Yep when from Constantinople's Theodosian Walls to the mysteriously missing Aurelian walls of Rome, to ships. Yep makes sense to me.
Technology! . . . yeah, I know sorry . . . I'll show myself out of the thread . . .
Yep when from Constantinople's Theodosian Walls to the mysteriously missing Aurelian walls of Rome, to ships. Yep makes sense to me.
The trouble with the Aurelian Walls wasn't the maintenance. They were generally kept maintained into the 19th century and they were effective defenses after their repair and enforcement in the early 5th century though the 19th century when the Italian army blow a hole in the walls and they are perhaps the best surviving example of mostly intact Roman city defenses but the prohibitive man power to man them, even the combined 25,000 men of Praetorian Guard, the cohortes urbanae, and the vigiles couldn't effective man twelve miles of the walls, the nearly four hundred towers, 18 main gates and 5 postern gates.

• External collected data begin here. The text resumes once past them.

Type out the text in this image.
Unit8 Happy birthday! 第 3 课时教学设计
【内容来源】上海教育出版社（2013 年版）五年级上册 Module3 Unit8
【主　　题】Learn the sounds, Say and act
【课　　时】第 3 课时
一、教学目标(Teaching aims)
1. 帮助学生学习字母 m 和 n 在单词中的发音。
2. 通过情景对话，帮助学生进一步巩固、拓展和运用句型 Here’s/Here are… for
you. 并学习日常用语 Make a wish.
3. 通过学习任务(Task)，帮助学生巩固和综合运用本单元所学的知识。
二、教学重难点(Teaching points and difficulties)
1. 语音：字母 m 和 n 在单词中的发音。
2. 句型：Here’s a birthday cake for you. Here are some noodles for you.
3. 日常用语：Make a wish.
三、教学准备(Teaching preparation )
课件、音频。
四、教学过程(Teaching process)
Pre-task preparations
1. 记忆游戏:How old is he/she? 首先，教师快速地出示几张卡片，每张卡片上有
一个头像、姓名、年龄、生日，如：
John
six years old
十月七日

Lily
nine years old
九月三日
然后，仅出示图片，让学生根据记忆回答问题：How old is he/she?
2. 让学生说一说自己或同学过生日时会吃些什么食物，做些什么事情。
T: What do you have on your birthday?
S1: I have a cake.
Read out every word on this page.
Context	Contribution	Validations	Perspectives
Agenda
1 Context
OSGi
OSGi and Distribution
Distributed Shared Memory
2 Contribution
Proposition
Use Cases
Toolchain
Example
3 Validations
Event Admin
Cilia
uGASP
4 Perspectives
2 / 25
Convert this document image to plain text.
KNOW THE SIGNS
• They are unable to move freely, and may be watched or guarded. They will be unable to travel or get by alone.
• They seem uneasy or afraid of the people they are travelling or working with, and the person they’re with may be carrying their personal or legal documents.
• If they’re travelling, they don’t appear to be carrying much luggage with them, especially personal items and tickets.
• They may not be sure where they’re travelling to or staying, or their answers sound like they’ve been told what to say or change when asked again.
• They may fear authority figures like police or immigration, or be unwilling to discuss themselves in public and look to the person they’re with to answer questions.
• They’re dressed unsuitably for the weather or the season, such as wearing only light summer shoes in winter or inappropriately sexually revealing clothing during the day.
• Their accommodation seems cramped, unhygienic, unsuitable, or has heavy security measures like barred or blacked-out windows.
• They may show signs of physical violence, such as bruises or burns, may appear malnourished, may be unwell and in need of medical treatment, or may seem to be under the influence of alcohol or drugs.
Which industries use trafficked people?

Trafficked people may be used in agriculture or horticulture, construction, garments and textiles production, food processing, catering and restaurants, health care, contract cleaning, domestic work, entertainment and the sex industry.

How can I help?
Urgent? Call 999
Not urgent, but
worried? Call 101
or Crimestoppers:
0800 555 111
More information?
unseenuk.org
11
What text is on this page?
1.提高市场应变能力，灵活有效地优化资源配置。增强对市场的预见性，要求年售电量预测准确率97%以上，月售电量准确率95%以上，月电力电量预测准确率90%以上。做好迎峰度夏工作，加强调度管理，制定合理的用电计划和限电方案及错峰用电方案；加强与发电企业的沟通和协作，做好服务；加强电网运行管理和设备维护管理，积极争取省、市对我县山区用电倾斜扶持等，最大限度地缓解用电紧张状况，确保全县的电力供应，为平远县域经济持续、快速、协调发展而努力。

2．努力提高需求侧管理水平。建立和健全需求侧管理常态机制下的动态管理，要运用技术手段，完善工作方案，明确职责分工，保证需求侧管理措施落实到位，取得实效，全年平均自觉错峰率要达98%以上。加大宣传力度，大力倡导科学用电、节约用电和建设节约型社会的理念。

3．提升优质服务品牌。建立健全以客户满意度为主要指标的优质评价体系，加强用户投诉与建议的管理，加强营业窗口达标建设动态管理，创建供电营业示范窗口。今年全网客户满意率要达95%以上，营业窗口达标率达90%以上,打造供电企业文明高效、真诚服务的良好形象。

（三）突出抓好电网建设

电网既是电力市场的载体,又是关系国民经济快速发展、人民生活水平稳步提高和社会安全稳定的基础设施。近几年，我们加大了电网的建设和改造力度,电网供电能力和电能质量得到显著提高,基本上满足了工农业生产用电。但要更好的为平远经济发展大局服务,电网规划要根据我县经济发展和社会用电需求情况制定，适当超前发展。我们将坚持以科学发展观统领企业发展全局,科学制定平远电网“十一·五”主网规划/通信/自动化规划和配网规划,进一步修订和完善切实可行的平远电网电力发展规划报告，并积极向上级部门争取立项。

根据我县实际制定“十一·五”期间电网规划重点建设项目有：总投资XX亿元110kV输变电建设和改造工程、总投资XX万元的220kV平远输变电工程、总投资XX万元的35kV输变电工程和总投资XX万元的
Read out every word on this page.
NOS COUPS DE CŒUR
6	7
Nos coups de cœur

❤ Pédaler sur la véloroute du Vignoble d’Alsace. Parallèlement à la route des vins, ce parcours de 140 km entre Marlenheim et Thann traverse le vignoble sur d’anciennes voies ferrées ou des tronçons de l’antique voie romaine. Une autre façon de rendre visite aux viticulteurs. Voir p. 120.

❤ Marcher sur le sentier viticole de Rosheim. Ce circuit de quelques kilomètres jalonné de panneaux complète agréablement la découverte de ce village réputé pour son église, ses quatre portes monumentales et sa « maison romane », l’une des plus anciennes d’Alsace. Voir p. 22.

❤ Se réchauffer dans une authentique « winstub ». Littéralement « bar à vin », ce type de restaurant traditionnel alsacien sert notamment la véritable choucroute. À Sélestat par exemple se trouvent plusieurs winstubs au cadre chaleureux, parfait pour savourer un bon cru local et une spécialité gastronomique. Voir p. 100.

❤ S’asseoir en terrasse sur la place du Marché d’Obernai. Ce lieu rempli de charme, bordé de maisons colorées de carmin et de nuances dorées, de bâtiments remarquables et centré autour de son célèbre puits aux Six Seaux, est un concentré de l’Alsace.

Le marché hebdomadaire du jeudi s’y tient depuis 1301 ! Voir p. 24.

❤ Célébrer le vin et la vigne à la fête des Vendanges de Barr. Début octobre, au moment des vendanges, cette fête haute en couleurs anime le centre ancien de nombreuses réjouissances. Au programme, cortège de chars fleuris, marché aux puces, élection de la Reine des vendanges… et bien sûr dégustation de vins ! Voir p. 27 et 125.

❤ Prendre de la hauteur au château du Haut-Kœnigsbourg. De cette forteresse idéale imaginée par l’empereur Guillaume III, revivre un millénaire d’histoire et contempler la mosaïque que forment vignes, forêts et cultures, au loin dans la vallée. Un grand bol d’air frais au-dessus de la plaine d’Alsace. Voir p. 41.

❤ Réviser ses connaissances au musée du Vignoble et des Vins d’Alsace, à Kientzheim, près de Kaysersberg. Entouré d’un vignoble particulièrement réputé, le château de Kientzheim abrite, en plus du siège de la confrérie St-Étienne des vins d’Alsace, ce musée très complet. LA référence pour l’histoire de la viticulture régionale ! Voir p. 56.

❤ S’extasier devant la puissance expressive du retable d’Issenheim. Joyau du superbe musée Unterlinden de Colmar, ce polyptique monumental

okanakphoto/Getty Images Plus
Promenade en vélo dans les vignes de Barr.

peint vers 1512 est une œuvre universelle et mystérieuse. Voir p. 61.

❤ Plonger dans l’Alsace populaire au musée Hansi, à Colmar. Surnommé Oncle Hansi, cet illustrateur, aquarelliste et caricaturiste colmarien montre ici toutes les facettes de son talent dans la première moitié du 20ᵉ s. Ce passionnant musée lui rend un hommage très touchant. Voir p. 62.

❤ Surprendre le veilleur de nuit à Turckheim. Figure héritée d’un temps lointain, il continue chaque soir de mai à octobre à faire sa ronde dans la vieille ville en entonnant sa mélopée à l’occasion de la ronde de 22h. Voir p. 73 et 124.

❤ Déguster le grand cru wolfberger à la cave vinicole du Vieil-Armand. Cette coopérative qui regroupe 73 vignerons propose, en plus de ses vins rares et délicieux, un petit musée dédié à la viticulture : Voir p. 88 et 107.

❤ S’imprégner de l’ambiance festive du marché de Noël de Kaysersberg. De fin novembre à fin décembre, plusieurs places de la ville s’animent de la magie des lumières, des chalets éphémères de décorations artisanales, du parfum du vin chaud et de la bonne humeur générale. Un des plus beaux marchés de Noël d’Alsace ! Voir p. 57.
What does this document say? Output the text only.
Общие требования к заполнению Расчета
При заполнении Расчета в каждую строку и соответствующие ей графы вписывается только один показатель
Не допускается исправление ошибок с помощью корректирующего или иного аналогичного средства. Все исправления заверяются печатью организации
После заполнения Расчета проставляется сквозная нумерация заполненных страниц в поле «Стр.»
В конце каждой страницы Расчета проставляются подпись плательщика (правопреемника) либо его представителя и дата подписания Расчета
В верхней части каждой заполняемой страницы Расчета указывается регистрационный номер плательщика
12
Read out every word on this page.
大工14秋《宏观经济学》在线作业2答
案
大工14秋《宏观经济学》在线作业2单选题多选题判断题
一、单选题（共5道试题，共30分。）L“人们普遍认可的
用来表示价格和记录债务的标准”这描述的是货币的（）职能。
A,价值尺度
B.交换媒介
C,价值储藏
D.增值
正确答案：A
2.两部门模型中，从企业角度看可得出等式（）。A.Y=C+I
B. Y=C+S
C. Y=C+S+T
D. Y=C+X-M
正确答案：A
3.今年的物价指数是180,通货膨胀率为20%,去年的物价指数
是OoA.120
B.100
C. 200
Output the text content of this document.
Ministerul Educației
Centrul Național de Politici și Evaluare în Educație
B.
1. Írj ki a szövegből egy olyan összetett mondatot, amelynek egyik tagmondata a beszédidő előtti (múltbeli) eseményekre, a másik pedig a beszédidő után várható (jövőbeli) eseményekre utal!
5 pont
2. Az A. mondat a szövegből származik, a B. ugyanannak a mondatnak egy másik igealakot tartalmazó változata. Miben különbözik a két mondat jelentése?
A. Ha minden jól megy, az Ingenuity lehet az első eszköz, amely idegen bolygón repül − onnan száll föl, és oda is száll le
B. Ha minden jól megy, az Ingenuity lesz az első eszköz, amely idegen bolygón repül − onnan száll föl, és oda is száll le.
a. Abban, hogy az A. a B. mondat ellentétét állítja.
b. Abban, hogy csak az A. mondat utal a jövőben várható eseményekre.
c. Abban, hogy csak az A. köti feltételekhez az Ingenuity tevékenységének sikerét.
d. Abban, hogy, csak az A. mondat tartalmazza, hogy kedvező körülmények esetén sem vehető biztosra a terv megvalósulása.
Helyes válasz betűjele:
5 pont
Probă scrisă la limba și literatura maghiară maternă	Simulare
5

They were certainly much better taken care of than the Theodosian Walls which were ill maintained after the fourth crusade the ERE had neither the manpower or the resources to maintain them.
Yeah, the big problem with the Aurelian Walls -- even after their upgrade -- is that the city was just too enormous. I mean, Constantinopolis was a smaller city than Roma. The circuit the Aurelian Walls had to cover was monstrously huge.